The corridor comprises the 16 Bcm/year, BP-operated Shah Deniz 2 field offshore Azerbaijan that started production in May, the expanded South Caucasus Pipeline via Georgia, the recently commissioned 31 Bcm/year TANAP pipeline in Turkey and the 10 Bcm/year TAP link to Italy.

When the final investment decision was taken on the project in December 2013, the budget was set at $45 billion.

"The savings have come first -- and most importantly -- from remaining on schedule," Murphy said.

"Often these kinds of mega-projects fall behind schedule. But the way the projects have maintained the schedule has meant that your traditional overspend, or utilization of contingency, has not occurred," he said.

Murphy said there was still work to do to complete the project, with TAP and parts of TANAP still to be finished.

On Wednesday, a TANAP spokesman said TANAP and TAP had now been connected together at the Turkey-Greece border, though there are still "a few" sections of TANAP left to complete in Thrace.


Murphy said other factors had helped push down the expected final cost of the Southern Gas Corridor including the industry downturn that hit in 2014.

"We started this project just as oil prices dropped," he said, adding though that work began in January 2014 "so we weren't getting the immediate cost benefit from a lower supply chain."

He said the parts of the corridor further to the west were the ones that benefited from a market that had decreased activity, in particular TANAP.

"In a softer project market, being a single-country project with Turkish contractors and the benefit of scale probably helped," he said.

He also said TANAP had "surpassed" expectations given that that part of the corridor was one of the key concerns when the project was created.

Instead it is Italy which has proven the most challenging in terms of completing the corridor.

"On a risk matrix, you would have put TAP at the lower end," Murphy said, adding that legal issues around TAP were the most complex the partners encountered.

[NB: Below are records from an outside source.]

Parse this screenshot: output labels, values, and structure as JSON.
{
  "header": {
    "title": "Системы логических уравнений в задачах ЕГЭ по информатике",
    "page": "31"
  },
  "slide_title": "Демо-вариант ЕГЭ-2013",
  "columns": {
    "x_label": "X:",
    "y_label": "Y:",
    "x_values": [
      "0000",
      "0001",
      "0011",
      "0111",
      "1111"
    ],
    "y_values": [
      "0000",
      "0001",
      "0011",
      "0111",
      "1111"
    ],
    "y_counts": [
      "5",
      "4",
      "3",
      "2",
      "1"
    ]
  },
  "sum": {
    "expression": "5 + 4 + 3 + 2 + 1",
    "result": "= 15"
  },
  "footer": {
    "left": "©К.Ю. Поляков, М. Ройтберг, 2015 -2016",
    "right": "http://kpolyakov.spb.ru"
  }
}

There was some doubt about whether Italy would even approve TAP after a new government coalition came to power in May and immediately slammed the pipeline as "pointless."

Murphy said the government now had a clearer idea of the benefits of the pipeline.

"That doubt was not correctly placed. Italy's prime minister has stated categorically that the project will go ahead and that it had been given the relevant permit approvals," he said.

Italy will offtake some 9 Bcm/year from the corridor, and there are new opportunities for demand creation in the area of the landfall, such as the coal-fired Ilva steel plant which could be converted to gas.


Despite national backing for TAP now seemingly being secured, there are still issues at a more local level, with challenges around the small micro-tunnel designed to bring TAP to shore.

"There are still legal challenges holding up work on the micro-tunnel boring -- local, legislative and criminal challenges, which TAP and the Italian government and the Italian regions have been managing for a period of time and will continue to manage," Murphy said.

He added that working in coastal Italy was restricted during the summer months, meaning work on the micro-tunnel would need to be well advanced before the next summer window opens in 2019.

Nonetheless, 2020 remains the target for first gas through TAP to Italy, Murphy said.

There is also scope to expand the corridor in the future through extra compression.

"The 10 Bcm/year into Europe is not a game-changer from a volume point of view, but it is a game-changer from a new source of product into mainland Europe perspective and it can be expanded," Murphy said.

With Azerbaijan's state-owned Socar a partner in all the elements of the corridor -- as is BP -- the additional and cheapest gas for an expanded pipeline network is expected to come from Azerbaijan.

"There is plenty of exploration, plenty of projects and plenty of agreements being signed in Azerbaijan's part of the Caspian which suggest more Azeri gas will go through it," he said.

Gas from other sources -- such as Turkmenistan, Iran, Kurdistan or the East Mediterranean are possible further down the line.

But, Murphy said, BP's priority at the moment is to finish the project in its current form.